I Wayan Jondra. (BP/Dokumen)

Oleh : I Wayan Jondra

Potensi tenaga surya sangat melimpah di negara tropis ini, sepanjang tahun ada matahari menjadi harapan besar bagi pemanfaatan energi matahari yang tiada habisnya dan ramah lingkungan sehingga selaras dengan visi pemerintah Provinsi Bali; “Nangun Sat Kerthi Loka Bali’. Namun masih ditemui kendala teknis, bisnis dan regulasi, untuk mewujudkan 20% PLTS di Bali sehingga tidak ada pihak-pihak yang dirugikan.

Indonesia memiliki potensi Pembangkit Listrik tenaga surya mencapai 3.294 Giga Watt. Potensi ini merupakan potensi yang luar biasa besar dan mengalahkan negara-negara di belahan dunia lainnya.

Namun PLTS mengalami kendala teknis seperti cuaca, keterbatasan teknologi inverter, dan sistem proteksi agar dapat terintegrasi dengan listrik PLN. Kendala lainnya juga adalah soal perizinan.

PLTS Rooftop jika tidak memiliki ijin Usaha Penyedia Tenaga Listrik, terlebih-lebih menjualnya melalui system PLN, tentu hal ini adalah bentuk pelanggaran atas Peraturan Pemerintah Republik Indonesia Nomor : 14 Tahun 2012 Tentang : Kegiatan Usaha Penyediaan Tenaga Listrik, Peraturan perundang-undangan yang berada di bawah Peraturan Pemerintah Nomor : 14 Tahun 2012 ini hendaknya tunduk, sehingga PLTS Rooftop tanpa ijin IPP ini jangankan mensuply 15% dari kapasitas, terinterkoneksi dengan system PLN saja tidak boleh, apalagi tujuannya untuk menjual kepada khalayak umum.

Jikapun Ijin PLTS rooftop terpenuhi, masih banyak masalah diantaranya yang menjadi tantangan bagi pembangkit listrik tenaga surya (PLTS) adalah tidak menentunya cuaca seperti saat ini yang nyaris tidak mengenal musim hujan atau kemarau. Mendung dan hujan dapat terjadi setap saat, sehingga membuat proses pembangkitan energi PLTS menjadi tidak setabil dan mengalami fluktuasi yang cukup tinggi.

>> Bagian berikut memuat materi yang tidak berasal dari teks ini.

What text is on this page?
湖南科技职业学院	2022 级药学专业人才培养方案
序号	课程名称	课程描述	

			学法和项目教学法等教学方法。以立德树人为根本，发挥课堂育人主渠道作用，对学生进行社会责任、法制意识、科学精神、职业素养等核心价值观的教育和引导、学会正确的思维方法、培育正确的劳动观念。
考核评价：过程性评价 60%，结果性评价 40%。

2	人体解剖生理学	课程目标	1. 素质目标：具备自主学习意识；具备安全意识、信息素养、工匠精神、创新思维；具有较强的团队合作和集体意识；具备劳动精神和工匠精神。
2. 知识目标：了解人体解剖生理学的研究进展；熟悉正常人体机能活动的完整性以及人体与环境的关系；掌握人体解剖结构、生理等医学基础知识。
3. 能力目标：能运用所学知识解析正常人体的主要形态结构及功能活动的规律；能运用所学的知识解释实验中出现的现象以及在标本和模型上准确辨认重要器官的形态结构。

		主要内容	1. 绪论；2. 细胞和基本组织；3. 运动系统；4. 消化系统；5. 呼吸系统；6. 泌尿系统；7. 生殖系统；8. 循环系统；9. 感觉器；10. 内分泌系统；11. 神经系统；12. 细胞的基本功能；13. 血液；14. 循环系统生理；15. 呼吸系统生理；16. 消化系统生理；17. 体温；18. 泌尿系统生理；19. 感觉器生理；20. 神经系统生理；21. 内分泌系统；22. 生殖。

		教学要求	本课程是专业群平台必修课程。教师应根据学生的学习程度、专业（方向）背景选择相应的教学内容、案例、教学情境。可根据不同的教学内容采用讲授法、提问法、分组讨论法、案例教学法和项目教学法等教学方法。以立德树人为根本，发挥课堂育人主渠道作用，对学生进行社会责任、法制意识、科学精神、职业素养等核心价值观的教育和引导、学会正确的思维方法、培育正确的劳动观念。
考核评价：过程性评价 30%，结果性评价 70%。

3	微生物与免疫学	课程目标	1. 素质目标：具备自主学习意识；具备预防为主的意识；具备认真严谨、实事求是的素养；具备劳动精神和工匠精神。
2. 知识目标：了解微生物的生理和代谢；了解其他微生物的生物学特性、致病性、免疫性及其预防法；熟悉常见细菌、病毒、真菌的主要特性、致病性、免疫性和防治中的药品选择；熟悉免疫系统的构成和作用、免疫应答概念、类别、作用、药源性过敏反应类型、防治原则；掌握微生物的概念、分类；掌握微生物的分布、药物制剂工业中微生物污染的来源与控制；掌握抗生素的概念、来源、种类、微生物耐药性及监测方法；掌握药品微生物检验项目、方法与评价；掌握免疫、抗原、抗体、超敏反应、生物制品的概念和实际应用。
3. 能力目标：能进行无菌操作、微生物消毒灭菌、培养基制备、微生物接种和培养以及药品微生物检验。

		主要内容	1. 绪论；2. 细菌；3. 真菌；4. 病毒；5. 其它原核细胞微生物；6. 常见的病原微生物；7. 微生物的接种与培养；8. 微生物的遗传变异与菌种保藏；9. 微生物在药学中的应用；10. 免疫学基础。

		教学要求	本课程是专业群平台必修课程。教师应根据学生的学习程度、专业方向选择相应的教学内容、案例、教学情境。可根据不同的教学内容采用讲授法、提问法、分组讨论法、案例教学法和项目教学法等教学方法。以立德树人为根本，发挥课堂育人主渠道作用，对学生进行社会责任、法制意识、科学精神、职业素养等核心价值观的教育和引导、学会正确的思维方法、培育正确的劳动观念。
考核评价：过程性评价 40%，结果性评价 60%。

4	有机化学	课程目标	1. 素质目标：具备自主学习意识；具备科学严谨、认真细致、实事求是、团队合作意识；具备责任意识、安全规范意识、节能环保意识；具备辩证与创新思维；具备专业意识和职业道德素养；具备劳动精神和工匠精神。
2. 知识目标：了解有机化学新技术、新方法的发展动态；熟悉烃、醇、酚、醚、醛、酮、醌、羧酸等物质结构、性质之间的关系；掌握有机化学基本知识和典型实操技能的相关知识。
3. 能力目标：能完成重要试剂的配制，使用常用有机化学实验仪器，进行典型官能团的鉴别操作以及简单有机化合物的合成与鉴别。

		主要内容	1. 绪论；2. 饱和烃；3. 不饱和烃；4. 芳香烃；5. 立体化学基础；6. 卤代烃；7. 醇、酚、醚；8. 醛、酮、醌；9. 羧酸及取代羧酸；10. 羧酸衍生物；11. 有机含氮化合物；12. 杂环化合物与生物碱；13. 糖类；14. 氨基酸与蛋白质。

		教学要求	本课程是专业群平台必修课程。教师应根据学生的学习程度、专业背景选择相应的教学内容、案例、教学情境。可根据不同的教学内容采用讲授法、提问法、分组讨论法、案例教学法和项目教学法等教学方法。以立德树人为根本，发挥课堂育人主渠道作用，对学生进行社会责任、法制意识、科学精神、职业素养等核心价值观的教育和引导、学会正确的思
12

Baca juga:  Kampanye Sehat dan Memikat

Kemajuan teknologi baterai saat ini menjadi tumpuan bagi ketidak stabilan ketersediaan sinar matahari. Baterai dapat menyimpan energi listrik pada saat sinar matahari terang dan membuang energi listrik pada saat ada beban listrik namun tidak ada sinar matahari. Dengan bantuan baterai maka fluktuasi ketersediaan sinar matahari dapat teratasi, sehingga pengguna tidak perlu berlangganan listrik PLN. Permasalahan akan timbul tatkala PLTS tanpa menggunakan baterai, energi listrik akan hilang saat terjadi hujan atau mendung, sehingga penyediaan tidak stabil.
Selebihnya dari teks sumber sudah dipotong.